The La Selle thrush's breeding season has not been defined but spans at least from May to July. It builds a bulky cup nest from twigs, grass, and mud covered with moss and placed in an understory shrub. The clutch is two or three eggs that are greenish blue with gray-brown and lavender-gray spots. The incubation period and time to fledging are not known. Both parents are assumed to care for nestlings.

===Vocalization===

The La Selle thrush's song is a series of "deliberate tu-re-oo and cho-ho-cho calls continued indefinitely", and it also makes "loud wheury-wheury-wheury and gurling notes".

==Status==

The IUCN originally in 1994 assessed the La Selle thrush as Vulnerable, then in 2000 as Endangered, and since 2018 again as Vulnerable.
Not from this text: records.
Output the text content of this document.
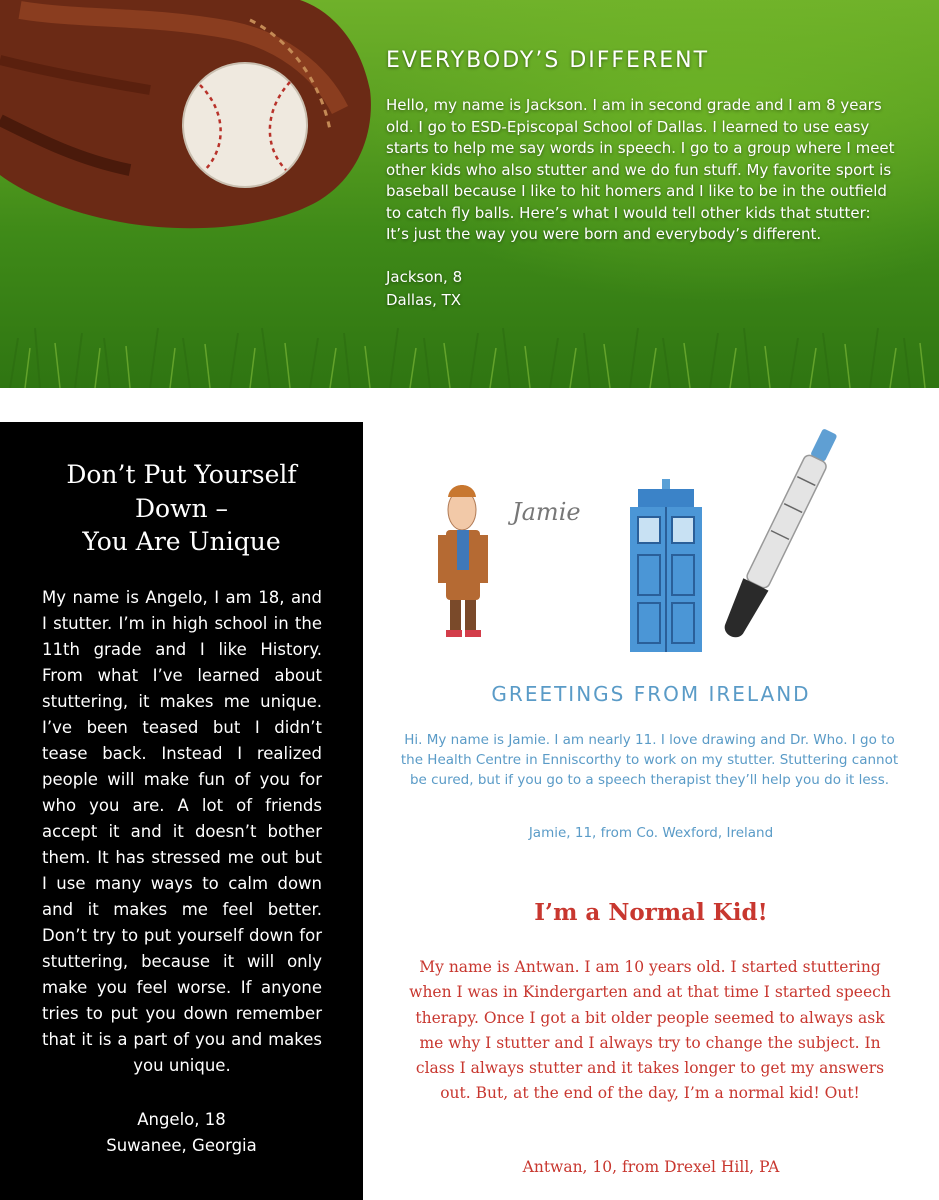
EVERYBODY’S DIFFERENT

Hello, my name is Jackson. I am in second grade and I am 8 years old. I go to ESD-Episcopal School of Dallas. I learned to use easy starts to help me say words in speech. I go to a group where I meet other kids who also stutter and we do fun stuff. My favorite sport is baseball because I like to hit homers and I like to be in the outfield to catch fly balls. Here’s what I would tell other kids that stutter: It’s just the way you were born and everybody’s different.

Jackson, 8
Dallas, TX
Don’t Put Yourself
Down –
You Are Unique

My name is Angelo, I am 18, and I stutter. I’m in high school in the 11th grade and I like History. From what I’ve learned about stuttering, it makes me unique. I’ve been teased but I didn’t tease back. Instead I realized people will make fun of you for who you are. A lot of friends accept it and it doesn’t bother them. It has stressed me out but I use many ways to calm down and it makes me feel better. Don’t try to put yourself down for stuttering, because it will only make you feel worse. If anyone tries to put you down remember that it is a part of you and makes you unique.

Angelo, 18
Suwanee, Georgia
Jamie
GREETINGS FROM IRELAND

Hi. My name is Jamie. I am nearly 11. I love drawing and Dr. Who. I go to the Health Centre in Enniscorthy to work on my stutter. Stuttering cannot be cured, but if you go to a speech therapist they’ll help you do it less.

Jamie, 11, from Co. Wexford, Ireland

I’m a Normal Kid!

My name is Antwan. I am 10 years old. I started stuttering when I was in Kindergarten and at that time I started speech therapy. Once I got a bit older people seemed to always ask me why I stutter and I always try to change the subject. In class I always stutter and it takes longer to get my answers out. But, at the end of the day, I’m a normal kid! Out!

Antwan, 10, from Drexel Hill, PA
It has a limited range and its estimated population of between 490 and 7630 mature individuals is believed to be decreasing. "There has been massive habitat loss in Hispaniola, and remaining patches are severely threatened by ongoing deforestation for agriculture and timber." Overall it is considered locally common in Haiti and rare and local in the Dominican Republic. It is found fairly regularly in the Baoruco Range though the area is threatened by illegal logging. It is found only in remote parts of the Cordillera Central and very small patches in the Sierra de Neiba. In Haiti its principal remaining habitat is in La Visite National Park.